Analyze the sentiment of each tweet and save the result to the MongoDB database.

In [10]:
for tweet in tqdm(tweet_data):
  
    prompt = f"""
    What is the sentiment of the following tweet, 
    tweet text: {tweet['tweet_text']}
    return  the result with one word as positive, neutral,or negative
 
    """
#     print(prompt)
    try:
        sentiment_result =openai_help(prompt)
    #     print(sentiment_result)

        tweet_collection.update_one(
            {'id':tweet['tweet_id']},
            {"$set":{'sentiment':sentiment_result}}
        )
    except:
        pass


  0%|          | 0/73 [00:00<?, ?it/s]

## Language translation 

Translate each tweet into a different language, and save the result to the MongoDB database.

In [11]:
for tweet in tqdm(tweet_data):
  
    prompt = f"""
    Translate the follwoing tweet into Chinese
    tweet text: {tweet['tweet_text']}
 
    """
#     print(prompt)
    try:
        translate_result =openai_help(prompt)
#         print(translate_result)

        tweet_collection.update_one(
            {'id':tweet['tweet_id']},
            {"$set":{'translate':translate_result}}
        )
    except:
        pass


  0%|          | 0/73 [00:00<?, ?it/s]

## Identify emotions

Identify whether a tweet expresses anger, and save the result to the MongoDB database.

In [12]:
for tweet in tqdm(tweet_data):
  
    prompt = f"""
    Does the following tweet express anger?
    Provide the result as eitehr True or False.
    tweet text: {tweet['tweet_text']}
 
    """
#     print(prompt)
    try:
        emotion_result =openai_help(prompt)
    #     print(emotion_result)

        tweet_collection.update_one(
                {'id':tweet['tweet_id']},
                {"$set":{'anger':emotion_result}}
            )
    except:
        pass


  0%|          | 0/73 [00:00<?, ?it/s]

## Extract entities

Extract person and organzation names from each tweet and save the result to the MongoDB database. 

In [13]:
for tweet in tqdm(tweet_data):
  
    prompt = f"""
    Identify persons or organzations from the following tweet,
    tweet text: {tweet['tweet_text']},
    format the response as a JSON document with person and organzation as the keys.
    If the information is not presented, use "unknown".
    """
#     print(prompt)
    try:
        extract_result =openai_help(prompt)
#         print(extract_result)

        tweet_collection.update_one(
                {'id':tweet['tweet_id']},
                {"$set":{'extracted_item':json.loads(extract_result)}}
                )
    except:
        pass

  0%|          | 0/73 [00:00<?, ?it/s]

## Summarize

Summarize the tweet texts with a specific focus, and save the result to the MongoDB database.
By default, 50 tweets are analyzed in each batch.
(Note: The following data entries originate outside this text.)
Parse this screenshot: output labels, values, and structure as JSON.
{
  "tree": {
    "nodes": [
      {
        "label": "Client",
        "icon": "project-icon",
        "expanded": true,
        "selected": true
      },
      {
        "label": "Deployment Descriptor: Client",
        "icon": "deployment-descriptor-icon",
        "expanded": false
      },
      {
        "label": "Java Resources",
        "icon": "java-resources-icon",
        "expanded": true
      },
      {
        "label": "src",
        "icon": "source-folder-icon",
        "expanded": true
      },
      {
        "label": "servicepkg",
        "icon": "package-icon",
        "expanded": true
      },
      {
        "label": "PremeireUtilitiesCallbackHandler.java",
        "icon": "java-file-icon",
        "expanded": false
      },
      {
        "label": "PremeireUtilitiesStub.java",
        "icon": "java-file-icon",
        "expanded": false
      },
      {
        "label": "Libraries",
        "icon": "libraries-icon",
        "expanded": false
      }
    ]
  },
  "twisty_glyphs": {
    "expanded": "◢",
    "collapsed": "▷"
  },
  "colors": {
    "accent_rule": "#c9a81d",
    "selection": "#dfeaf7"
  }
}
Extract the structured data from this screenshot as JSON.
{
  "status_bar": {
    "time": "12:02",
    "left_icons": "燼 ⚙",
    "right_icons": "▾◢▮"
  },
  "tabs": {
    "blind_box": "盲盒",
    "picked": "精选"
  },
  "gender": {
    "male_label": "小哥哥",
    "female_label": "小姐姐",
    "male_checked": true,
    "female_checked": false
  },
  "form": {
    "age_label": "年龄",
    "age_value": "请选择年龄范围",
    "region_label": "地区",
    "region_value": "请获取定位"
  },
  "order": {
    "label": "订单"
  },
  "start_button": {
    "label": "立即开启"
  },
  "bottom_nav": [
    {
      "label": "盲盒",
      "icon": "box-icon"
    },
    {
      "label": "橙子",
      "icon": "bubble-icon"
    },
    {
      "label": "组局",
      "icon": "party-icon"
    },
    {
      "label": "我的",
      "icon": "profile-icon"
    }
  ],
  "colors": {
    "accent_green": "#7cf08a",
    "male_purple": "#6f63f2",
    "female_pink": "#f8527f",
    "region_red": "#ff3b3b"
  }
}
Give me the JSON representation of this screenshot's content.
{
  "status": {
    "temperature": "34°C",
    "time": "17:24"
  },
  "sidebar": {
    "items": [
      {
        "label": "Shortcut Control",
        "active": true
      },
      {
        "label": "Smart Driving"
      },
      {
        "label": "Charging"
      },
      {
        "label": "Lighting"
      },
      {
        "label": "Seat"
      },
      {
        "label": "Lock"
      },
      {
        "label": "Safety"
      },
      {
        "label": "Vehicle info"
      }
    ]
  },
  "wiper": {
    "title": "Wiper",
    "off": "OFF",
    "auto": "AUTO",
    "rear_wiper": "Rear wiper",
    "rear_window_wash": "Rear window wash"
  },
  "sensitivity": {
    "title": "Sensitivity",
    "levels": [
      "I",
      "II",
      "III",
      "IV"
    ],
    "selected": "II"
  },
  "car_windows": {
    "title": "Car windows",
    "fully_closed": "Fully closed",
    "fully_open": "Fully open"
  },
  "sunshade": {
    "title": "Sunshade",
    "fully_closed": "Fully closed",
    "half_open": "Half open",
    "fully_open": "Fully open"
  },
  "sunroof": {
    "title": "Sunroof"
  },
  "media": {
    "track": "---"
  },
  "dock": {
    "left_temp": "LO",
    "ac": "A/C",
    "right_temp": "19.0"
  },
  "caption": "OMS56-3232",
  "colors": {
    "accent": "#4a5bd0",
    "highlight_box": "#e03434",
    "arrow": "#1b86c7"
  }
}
You can change the batch size based on the model you use.

In [None]:
# Define the batch size
batch_size = 50

start_index = 0


while start_index < len(tweet_data):
    batch = tweet_data[start_index:start_index + batch_size]

    tweet_id_list =[]
    tweet_text_summary =''
    
    for tweet in batch:
        tweet_id_list.append(tweet['tweet_id'])
        tweet_text_summary = tweet_text_summary+'.'+tweet['tweet_text']
        
    prompt = f"""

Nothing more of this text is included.